Date published: 2011-08-31
Rated 4 out of 5 by from A Gem for Historians and Literary Critics, alike Professor John Bowers does a good overall job describing the historical context of the most important literary works in the Western World. Don’t expect summaries or any in-depth analysis of the great books. Instead, Professor Bowers describes the “behind the scenes” in a way that adds an understanding of the authors and motivations behind the books that we should already have read. I have never been much of a fiction reader, so this course has simply helped me learn a little about the great books and their context, so that, when I read history (my major interest), I can know something about how the famous authors and literary works have influences, or have been influenced by, the great historical events. I strongly recommend this course for literature and history buffs, alike.

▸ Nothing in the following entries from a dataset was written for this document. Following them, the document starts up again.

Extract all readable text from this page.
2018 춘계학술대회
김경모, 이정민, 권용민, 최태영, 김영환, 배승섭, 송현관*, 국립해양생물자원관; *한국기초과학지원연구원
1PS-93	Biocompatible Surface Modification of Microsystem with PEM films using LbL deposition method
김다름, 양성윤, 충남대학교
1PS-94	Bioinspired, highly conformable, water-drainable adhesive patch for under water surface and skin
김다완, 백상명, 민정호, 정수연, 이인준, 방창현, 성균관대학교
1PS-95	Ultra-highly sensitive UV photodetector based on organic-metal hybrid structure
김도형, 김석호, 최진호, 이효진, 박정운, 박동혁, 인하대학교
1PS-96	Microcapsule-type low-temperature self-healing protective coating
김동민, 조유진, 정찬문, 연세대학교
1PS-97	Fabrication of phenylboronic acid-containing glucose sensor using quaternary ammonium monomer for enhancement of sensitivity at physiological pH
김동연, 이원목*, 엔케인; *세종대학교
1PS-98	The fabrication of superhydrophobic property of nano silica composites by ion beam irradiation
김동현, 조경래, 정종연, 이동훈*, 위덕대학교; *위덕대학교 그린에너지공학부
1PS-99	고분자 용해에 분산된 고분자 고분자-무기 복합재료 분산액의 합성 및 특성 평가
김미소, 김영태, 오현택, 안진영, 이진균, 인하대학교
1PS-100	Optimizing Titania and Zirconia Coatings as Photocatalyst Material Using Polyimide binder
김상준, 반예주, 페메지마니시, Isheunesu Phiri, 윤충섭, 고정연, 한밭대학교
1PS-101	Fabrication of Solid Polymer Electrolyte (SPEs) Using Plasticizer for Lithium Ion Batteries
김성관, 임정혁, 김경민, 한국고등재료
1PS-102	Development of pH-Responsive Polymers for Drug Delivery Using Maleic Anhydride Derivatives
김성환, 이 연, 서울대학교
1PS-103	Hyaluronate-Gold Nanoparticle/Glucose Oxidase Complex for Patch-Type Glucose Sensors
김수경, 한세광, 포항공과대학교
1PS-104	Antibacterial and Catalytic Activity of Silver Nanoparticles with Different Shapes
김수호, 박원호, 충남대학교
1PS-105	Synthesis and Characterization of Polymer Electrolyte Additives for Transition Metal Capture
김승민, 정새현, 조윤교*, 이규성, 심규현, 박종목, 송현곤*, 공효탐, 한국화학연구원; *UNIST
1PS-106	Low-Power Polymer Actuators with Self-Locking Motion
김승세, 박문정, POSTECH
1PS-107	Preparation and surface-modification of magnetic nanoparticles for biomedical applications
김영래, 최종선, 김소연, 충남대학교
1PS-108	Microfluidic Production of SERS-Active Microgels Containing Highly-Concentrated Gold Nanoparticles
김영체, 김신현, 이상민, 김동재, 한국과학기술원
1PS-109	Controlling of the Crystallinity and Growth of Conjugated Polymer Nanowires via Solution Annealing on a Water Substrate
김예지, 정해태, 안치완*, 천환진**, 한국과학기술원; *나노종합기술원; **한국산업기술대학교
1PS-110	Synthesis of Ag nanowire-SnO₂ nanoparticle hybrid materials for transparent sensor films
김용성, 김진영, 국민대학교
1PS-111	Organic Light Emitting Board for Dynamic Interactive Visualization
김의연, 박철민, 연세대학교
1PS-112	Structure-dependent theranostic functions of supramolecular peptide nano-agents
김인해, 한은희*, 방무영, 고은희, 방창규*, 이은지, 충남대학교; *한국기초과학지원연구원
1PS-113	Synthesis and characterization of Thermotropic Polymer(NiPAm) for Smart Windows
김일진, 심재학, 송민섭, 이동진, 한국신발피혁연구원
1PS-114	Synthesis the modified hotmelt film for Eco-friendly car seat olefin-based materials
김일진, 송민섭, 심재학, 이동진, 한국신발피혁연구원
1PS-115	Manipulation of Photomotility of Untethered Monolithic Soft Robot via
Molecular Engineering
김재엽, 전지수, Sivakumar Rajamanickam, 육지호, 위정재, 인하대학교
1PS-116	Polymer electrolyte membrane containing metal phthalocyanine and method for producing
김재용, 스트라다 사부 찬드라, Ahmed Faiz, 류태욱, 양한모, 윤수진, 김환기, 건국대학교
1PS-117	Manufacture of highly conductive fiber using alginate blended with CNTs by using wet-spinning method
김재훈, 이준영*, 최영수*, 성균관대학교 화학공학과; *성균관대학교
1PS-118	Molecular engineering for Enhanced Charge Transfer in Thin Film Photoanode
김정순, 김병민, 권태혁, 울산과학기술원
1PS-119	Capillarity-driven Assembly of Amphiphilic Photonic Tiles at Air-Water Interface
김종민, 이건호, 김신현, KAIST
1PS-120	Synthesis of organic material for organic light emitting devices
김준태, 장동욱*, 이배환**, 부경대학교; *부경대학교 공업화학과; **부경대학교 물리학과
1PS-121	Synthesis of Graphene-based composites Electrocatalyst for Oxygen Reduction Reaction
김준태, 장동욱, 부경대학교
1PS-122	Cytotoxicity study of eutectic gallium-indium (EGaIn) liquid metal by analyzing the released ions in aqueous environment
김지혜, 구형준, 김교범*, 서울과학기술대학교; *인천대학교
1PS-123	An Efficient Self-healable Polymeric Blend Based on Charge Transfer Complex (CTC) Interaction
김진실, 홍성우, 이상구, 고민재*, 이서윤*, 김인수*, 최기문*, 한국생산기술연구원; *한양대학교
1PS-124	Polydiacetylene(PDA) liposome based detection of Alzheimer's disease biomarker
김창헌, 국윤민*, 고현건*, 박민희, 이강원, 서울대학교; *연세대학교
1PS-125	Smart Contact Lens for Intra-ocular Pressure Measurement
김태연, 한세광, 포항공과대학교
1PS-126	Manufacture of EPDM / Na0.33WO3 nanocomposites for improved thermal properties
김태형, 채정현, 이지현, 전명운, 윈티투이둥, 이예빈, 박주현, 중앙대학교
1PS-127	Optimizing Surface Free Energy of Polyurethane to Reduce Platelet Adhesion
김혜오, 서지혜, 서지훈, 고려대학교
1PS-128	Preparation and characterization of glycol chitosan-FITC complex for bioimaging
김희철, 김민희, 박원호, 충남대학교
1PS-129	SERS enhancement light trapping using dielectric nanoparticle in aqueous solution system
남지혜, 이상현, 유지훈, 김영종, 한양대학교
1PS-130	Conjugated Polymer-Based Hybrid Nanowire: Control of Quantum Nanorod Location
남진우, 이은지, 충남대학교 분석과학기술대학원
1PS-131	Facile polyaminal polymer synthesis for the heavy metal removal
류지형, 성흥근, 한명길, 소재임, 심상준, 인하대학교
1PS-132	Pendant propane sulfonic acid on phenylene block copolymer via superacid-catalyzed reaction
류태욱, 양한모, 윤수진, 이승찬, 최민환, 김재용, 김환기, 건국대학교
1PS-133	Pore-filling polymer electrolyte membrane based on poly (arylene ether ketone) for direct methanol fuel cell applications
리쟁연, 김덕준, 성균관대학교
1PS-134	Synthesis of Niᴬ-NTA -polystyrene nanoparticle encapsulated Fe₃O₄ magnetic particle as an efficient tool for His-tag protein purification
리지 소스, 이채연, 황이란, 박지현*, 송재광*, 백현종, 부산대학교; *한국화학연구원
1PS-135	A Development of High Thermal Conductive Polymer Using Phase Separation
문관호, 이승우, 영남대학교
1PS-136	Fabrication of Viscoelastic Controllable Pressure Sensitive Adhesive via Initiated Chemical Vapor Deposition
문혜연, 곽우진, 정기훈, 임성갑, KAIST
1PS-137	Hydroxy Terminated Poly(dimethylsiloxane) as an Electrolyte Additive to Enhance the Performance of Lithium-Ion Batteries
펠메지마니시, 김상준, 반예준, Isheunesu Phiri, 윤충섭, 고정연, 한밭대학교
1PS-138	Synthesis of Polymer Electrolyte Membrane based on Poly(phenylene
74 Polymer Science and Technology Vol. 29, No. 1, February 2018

Date published: 2011-08-27
Rated 5 out of 5 by from Super! Just another terrific course from the Teaching Company! I listen to this (in toto several times and/or selectively as a reference for a particular work) and, with several other great courses, it is at the top of my course ratings. (I'm glad I'm not required to decide which I like best.) Subject matter is fascinating. Delivery is congenial and clear. As broad as it is, Prof. Bowers knows his subject as immense as it is. But, here is the amazing, intriguing, unusual, singular, aspect: He makes connections between the particular work and its literary antecedents, descendants, historical setting, etc. that are mind-expanding and give me (and most others, I'm sure) new ways of "seeing" the work under discussion. "Context" is the operative word here. His course has led me to re-read books with new eyes, ears, and mind and to read books for the first time. Professor Bowers knows his field and is a great guide through it. I hope he will consent to other courses. Although, I'm very content to return to this one again and again. Thanks Professor Bowers.